Smart mobility in de (grillige) praktijk van Noord-Holland

De ontwikkeling van smart mobility gaat met vallen en opstaan. Hoe ingenieus een toepassing op papier ook lijkt, de praktijk is altijd net even anders. Hoe daarmee om te gaan? Gewoon doen, niet bang zijn voor fouten en blijven leren, zo menen Harm Jan Mostert en Arthur Rietkerk van de provincie Noord-Holland.

 

 
Je leert natuurlijk voortdurend bij als je nieuwe mobiliteitstoepassingen in real life, het liefst op de openbare weg, kan beproeven. Soms blijken vooraf uitgewerkte oplossingen bóven verwachting te werken – een plezierig nieuw inzicht – maar vaak ook leer je juist van wat er misgaat. In de provincie Noord-Holland hebben we veel ervaring op kunnen doen in de Praktijkproef Amsterdam, het project DVM Zuid-Kennemerland en de proef met de zelfrijdende Futurebus. In deze bijdrage focussen we op de ‘leermomentjes’ over detectie en communicatie.

PPA: de wachtrij
De Praktijkproef Amsterdam (PPA) richt zich onder meer op het publiek-privaat ontwikkelen en testen van gecoördineerd netwerkbreed verkeersmanagement. Vanaf 2010 zijn in Amsterdam de eerste producten ontwikkeld. De afgelopen twee jaar stonden vooral in het teken van doorontwikkeling en een mogelijke uitrol, in de deelprojecten PPA-West, -Noord en -Zuidoost.
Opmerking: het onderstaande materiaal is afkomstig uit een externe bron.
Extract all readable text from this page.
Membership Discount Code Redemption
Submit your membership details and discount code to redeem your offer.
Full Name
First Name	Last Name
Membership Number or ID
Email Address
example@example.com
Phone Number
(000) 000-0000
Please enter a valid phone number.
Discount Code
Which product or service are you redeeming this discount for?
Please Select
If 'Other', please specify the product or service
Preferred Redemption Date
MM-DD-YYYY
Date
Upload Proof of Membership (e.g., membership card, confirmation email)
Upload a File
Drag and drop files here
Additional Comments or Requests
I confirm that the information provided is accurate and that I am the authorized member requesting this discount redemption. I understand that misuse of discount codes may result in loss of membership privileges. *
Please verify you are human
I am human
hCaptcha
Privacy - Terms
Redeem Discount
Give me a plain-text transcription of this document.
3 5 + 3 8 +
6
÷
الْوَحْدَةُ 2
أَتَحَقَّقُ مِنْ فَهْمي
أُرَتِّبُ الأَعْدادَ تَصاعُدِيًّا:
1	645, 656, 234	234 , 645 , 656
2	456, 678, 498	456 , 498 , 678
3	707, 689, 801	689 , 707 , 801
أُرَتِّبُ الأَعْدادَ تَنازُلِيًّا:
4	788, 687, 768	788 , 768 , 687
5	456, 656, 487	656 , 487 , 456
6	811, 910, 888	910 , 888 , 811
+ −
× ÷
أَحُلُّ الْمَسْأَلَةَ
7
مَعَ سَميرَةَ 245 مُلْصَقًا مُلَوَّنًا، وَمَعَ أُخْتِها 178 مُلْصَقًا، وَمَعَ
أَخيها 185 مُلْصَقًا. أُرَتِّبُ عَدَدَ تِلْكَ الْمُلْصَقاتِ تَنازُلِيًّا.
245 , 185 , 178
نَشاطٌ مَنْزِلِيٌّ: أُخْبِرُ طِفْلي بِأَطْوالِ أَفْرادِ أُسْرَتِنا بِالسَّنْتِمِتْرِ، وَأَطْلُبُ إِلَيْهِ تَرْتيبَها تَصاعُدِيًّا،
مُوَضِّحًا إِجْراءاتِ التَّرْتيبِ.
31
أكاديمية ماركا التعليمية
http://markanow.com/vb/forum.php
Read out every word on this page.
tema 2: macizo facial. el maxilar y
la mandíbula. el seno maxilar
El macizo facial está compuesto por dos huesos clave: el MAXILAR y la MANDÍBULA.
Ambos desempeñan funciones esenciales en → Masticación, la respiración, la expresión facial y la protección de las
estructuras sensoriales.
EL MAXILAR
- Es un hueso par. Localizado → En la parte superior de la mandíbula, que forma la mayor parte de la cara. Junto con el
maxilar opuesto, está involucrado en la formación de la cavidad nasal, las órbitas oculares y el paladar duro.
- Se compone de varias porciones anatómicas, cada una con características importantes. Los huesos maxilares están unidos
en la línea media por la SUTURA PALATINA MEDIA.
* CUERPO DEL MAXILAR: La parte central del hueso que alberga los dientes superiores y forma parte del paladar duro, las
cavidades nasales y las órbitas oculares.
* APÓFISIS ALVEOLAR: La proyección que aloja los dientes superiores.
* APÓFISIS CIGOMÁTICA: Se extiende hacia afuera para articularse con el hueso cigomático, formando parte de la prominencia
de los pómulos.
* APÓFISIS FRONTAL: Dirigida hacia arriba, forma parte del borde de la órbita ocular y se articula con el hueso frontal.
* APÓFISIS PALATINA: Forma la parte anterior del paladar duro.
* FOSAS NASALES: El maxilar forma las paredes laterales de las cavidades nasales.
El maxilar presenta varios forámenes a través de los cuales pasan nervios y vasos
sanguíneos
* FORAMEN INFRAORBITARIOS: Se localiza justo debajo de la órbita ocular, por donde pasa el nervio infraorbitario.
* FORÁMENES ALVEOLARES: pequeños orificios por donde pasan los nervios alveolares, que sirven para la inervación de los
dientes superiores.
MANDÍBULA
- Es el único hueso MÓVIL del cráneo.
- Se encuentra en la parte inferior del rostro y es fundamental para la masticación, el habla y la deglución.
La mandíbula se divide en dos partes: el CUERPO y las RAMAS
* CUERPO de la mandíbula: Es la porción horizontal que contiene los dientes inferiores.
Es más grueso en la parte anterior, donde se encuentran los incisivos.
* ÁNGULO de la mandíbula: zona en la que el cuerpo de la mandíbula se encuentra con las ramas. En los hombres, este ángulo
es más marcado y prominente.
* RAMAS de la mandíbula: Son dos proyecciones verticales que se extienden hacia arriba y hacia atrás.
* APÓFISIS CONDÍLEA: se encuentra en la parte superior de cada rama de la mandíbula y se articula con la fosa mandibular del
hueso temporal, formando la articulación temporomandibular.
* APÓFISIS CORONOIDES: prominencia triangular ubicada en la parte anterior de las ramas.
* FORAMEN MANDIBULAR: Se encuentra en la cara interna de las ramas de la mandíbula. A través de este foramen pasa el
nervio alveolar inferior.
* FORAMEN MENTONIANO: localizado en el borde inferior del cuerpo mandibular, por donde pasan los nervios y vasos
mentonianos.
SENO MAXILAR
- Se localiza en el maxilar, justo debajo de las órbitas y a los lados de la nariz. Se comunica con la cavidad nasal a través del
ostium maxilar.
Als er files ontstaan, daalt de verwerkingscapaciteit van de weg drastisch. Een belangrijk doel van netwerkbreed verkeersmanagement is dan ook om filevorming zoveel mogelijk uit te stellen. In PPA worden hiervoor verkeerslichten en toeritdoseerinstallaties gecoördineerd ingezet. Om op dit vlak de juiste beslissingen te kunnen nemen en op tijd te doseren of extra te laten uitstromen, moeten de wachtrijen bij die VRI’s en TDI’s worden gemeten, voorspeld en geschat. Het idee was om daarvoor de data van detectielussen te gebruiken. In theorie een meer dan valide keuze, maar in de praktijk bleek dat er érg veel lussen nodig zijn om de kwaliteit van de wachtrijbepaling op een aanvaardbaar niveau te brengen. Zo zouden er alleen al in het gebied rond de A10 West meer dan 200 nieuwe lussen aangelegd moeten worden – en dat is onrealistisch in een stedelijke omgeving.

Uiteindelijk zijn binnen de PPA twee detectiealternatieven ontwikkeld. Eerst is gekeken naar de combinatie ‘bestaande lussen + wachtrijalgoritme’. Dit was een goedkope manier, maar het eindresultaat was nog altijd ontoereikend. Daarna is gekeken naar de optie ‘bestaande lussen + radardetectie + wachtrijalgoritme’. Hiermee bleek het wel mogelijk om een betrouwbaar beeld van de wachtrijen te bepalen.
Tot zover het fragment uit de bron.